2) lay off the sites that display people who have had all their clothes stolen. They are generally not illegal and we live in a 'free' country, so remember that you must not click any 'yes' buttons and never agree to install any programmes, enter yes to join a 'survey' or toolbar buttons. View and never click is the golden rule. The huge amount of Pr0n addresses that I see in the history files leads me to believe that these sites are a lot more popular than is talked about in polite society and confirms the reports that they form 80% of all net traffic ;-))))

3) Children.....they are usually the #1 culprits. I can usually guarantee that any household with teenagers will have some sort of infection even with any firewall known to mankind. Children are targeted because they usually do not know the problems that downloading toolbar helpers and activeX programmes can cause.
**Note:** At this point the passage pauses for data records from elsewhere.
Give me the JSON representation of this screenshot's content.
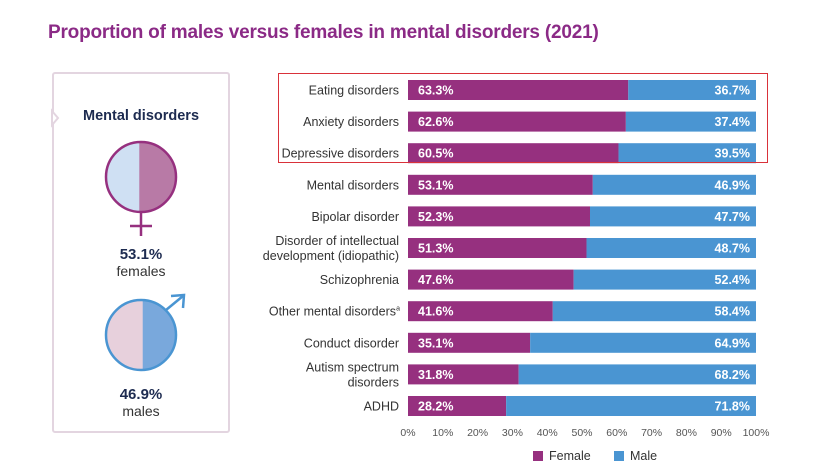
{
  "title": "Proportion of males versus females in mental disorders (2021)",
  "side_panel": {
    "heading": "Mental disorders",
    "female_pct": "53.1%",
    "female_label": "females",
    "female_value": 53.1,
    "male_pct": "46.9%",
    "male_label": "males",
    "male_value": 46.9
  },
  "colors": {
    "female": "#96307f",
    "male": "#4a95d2",
    "female_light": "#b87aa6",
    "male_light": "#79a8dc",
    "title": "#8b2a86",
    "highlight": "#d9323a"
  },
  "chart_data": {
    "type": "bar",
    "orientation": "horizontal",
    "stacked": true,
    "categories": [
      "Eating disorders",
      "Anxiety disorders",
      "Depressive disorders",
      "Mental disorders",
      "Bipolar disorder",
      "Disorder of intellectual development (idiopathic)",
      "Schizophrenia",
      "Other mental disorders",
      "Conduct disorder",
      "Autism spectrum disorders",
      "ADHD"
    ],
    "category_lines": [
      [
        "Eating disorders"
      ],
      [
        "Anxiety disorders"
      ],
      [
        "Depressive disorders"
      ],
      [
        "Mental disorders"
      ],
      [
        "Bipolar disorder"
      ],
      [
        "Disorder of intellectual",
        "development (idiopathic)"
      ],
      [
        "Schizophrenia"
      ],
      [
        "Other mental disorders"
      ],
      [
        "Conduct disorder"
      ],
      [
        "Autism spectrum",
        "disorders"
      ],
      [
        "ADHD"
      ]
    ],
    "superscripts": [
      "",
      "",
      "",
      "",
      "",
      "",
      "",
      "a",
      "",
      "",
      ""
    ],
    "series": [
      {
        "name": "Female",
        "values": [
          63.3,
          62.6,
          60.5,
          53.1,
          52.3,
          51.3,
          47.6,
          41.6,
          35.1,
          31.8,
          28.2
        ],
        "labels": [
          "63.3%",
          "62.6%",
          "60.5%",
          "53.1%",
          "52.3%",
          "51.3%",
          "47.6%",
          "41.6%",
          "35.1%",
          "31.8%",
          "28.2%"
        ]
      },
      {
        "name": "Male",
        "values": [
          36.7,
          37.4,
          39.5,
          46.9,
          47.7,
          48.7,
          52.4,
          58.4,
          64.9,
          68.2,
          71.8
        ],
        "labels": [
          "36.7%",
          "37.4%",
          "39.5%",
          "46.9%",
          "47.7%",
          "48.7%",
          "52.4%",
          "58.4%",
          "64.9%",
          "68.2%",
          "71.8%"
        ]
      }
    ],
    "xlim": [
      0,
      100
    ],
    "xticks": [
      "0%",
      "10%",
      "20%",
      "30%",
      "40%",
      "50%",
      "60%",
      "70%",
      "80%",
      "90%",
      "100%"
    ],
    "highlighted_categories": [
      "Eating disorders",
      "Anxiety disorders",
      "Depressive disorders"
    ],
    "legend": "bottom",
    "grid": false
  }
}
They must not download any free programmes no matter how enticing.

4) Spend half an hour reading about spyware etc., it is not rocket science and they all work on the basis that you will have given them permission to run. This will probably have been given unwittingly so you need to be aware of clicking on any programmes or dialogue boxes.

5) Get a good AV, MS Antispy and Adaware as a back up. Use a LITTLE common sense and you will never have a serious problem.

6) Do not share files. A shared folder on a computer is NOT safe. When you download a file you are giving permission for that file so a firewall or AV will let it through and they could easily miss a virus or Trojan. Lay off sharing on Messenger; this is probably the unsafest sort of file sharing and the root cause of problems on teenager's computers. If you get sent an attachment on an email be cautious about opening it especially if it is from someone who you do not know.

If anyone wants to add any please do but if you follow those 6 rules your computer will be safe.


  Pineman100 19:53 02 Jan 2006

Thanks so much for that very interesting treatise. I regard myself as a moderately literate computer user (despite my age!) but I'm a complete ignoramus when it comes to the topics that you've covered. I've printed off both parts, and will read, mark, learn, etc.
Thanks again.

  Bogbrain 00:45 03 Jan 2006

I would agree with gandalf, there is an amazing amount of ignorance and apathy amoung online users. A few 'simple' precautions would prevent much of the chaos and damage that happens to peoples pc's online plus unwittingly infecting and damaging others users online as well.
Praps there ought to be a sort of 'L' plate for online beginners as a warning to others, or at least a method of forcing a/v s/ware to be installed and enabled and antispyware before they are ever allowed anywhere near being online.It's as much to protect others as themselves.
Also, parents are a lot to blame as well, as they seem to allow children to use pc's in bedrooms as 'mechanical tranquilisers' with no idea of what their kids are actually up to online, especially if pc's are networked at home.